Montauk and Mist


Back in April we went to Montauk for the weekend and got a fairly warm day, perfect for some beach hikes through the marshes on the nearly desolate beach. After we had walked a while, a pretty thick mist had come in, very eerily at first and later giving a surreal effect, as it seemed that we could not see anything except what was directly in front of us for some time; everything else appeared blurry or in between the mist clouds. Anyway, this is where I scratched out the beginnings of this poem.

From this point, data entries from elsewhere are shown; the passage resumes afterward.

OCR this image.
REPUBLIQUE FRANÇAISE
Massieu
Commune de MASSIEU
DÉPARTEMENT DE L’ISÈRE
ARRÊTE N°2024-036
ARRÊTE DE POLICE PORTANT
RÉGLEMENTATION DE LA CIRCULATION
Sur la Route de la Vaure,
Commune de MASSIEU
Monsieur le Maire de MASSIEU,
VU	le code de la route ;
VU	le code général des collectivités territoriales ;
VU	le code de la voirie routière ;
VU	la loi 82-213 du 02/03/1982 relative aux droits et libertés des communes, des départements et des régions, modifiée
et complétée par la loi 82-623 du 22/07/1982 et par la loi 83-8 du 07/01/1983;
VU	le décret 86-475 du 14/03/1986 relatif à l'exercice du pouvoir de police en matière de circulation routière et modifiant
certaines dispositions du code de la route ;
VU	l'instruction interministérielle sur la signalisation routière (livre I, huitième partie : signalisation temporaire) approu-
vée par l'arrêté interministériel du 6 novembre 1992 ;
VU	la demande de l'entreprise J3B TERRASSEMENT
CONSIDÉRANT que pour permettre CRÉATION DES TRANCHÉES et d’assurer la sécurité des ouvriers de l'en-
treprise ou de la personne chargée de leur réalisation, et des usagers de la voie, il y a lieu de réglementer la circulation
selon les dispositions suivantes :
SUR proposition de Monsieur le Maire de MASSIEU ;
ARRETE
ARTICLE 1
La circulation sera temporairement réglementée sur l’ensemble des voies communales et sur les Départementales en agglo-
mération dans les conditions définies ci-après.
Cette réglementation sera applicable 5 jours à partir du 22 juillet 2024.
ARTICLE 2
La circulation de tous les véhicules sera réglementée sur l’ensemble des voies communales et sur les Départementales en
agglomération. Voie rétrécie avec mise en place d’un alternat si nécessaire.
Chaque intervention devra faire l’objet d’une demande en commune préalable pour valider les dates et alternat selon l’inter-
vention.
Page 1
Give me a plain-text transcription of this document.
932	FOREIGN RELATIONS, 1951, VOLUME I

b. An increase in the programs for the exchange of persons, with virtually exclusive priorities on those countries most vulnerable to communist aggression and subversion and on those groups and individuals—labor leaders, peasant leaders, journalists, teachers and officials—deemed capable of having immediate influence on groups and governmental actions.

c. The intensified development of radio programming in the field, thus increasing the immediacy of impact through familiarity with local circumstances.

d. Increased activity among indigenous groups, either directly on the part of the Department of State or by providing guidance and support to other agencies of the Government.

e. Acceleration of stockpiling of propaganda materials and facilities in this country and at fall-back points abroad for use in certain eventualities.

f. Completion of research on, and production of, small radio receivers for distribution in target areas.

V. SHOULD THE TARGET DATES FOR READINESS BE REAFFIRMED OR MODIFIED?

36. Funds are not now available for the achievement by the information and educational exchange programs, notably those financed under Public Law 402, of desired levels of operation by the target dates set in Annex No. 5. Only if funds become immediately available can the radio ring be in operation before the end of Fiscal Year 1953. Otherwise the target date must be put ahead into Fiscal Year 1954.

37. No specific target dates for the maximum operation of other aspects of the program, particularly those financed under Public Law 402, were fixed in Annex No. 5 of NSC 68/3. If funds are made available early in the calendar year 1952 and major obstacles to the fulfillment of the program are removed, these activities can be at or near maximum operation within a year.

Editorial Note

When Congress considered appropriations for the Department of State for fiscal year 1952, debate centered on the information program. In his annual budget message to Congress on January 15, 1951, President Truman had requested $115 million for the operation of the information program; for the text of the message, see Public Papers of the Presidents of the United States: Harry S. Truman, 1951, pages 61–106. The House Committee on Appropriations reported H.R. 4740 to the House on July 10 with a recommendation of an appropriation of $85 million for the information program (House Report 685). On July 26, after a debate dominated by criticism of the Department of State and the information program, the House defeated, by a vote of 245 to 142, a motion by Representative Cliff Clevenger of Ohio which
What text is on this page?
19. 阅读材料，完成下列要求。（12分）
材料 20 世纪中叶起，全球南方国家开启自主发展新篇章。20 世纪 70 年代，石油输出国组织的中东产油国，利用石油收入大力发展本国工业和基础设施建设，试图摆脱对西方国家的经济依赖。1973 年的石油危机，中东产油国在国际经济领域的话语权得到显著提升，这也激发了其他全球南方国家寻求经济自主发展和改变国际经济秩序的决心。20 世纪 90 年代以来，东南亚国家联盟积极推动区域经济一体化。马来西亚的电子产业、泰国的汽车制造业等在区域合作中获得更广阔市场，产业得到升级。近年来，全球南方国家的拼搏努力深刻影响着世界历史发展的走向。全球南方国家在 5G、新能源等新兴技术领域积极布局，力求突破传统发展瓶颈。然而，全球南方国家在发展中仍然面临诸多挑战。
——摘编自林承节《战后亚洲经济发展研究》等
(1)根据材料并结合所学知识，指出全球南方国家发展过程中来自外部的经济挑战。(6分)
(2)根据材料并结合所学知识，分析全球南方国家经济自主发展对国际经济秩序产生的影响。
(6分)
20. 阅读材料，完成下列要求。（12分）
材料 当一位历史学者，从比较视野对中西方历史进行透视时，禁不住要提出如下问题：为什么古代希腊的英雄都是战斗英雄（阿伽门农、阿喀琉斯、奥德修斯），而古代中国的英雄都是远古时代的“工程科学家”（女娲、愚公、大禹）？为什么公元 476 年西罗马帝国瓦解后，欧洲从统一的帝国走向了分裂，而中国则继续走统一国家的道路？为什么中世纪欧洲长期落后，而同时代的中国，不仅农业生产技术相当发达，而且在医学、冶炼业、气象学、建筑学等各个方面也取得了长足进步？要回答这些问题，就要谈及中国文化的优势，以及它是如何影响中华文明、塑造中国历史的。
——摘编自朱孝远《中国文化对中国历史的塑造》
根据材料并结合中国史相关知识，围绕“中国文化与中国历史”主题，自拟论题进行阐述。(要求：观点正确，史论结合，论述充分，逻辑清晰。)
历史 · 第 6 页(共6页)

It doesn't capture the setting as I wanted, but when can you really capture everything (if anything at all)...

Through Tear-filled Eyes

The clouds had scared me, but the breeze was fresh.
An avalanche mist, blanketed the land
And kissed the tie-dyed-plum veins,
A polite blemish on the sand,
Until we couldn't see the way we came.

An unfinished painting
Except for our yearning curve of beach
Where I had hoped to see the seals haul out,
Sea-dogs is what you meant,
You were more interested in becoming silhouttes,
But we both sought the unreal.

Brown and green bottles stuffed with murk and sand,
The tarnished nameless cans,
Erosion at the speed of night evokes a thrill.
The ocean makes everything ancient
Through the constant life and death of the wave
That I watch and you need only listen
With your eyes closed,
You hear the whole blurry story
Of their birth out of the sand-beige clouds,
The smuddged blue-opal horizon,
and their death a bold stroke of definition.

The heavy muted flashes of a seagull on its drowning obelisk,
Beyond are the lost ghosts of the Bermuda Triangle,
You're just a shadow now.
Another gust and an empty rock,
It flies off the easel and into the edge of the earth.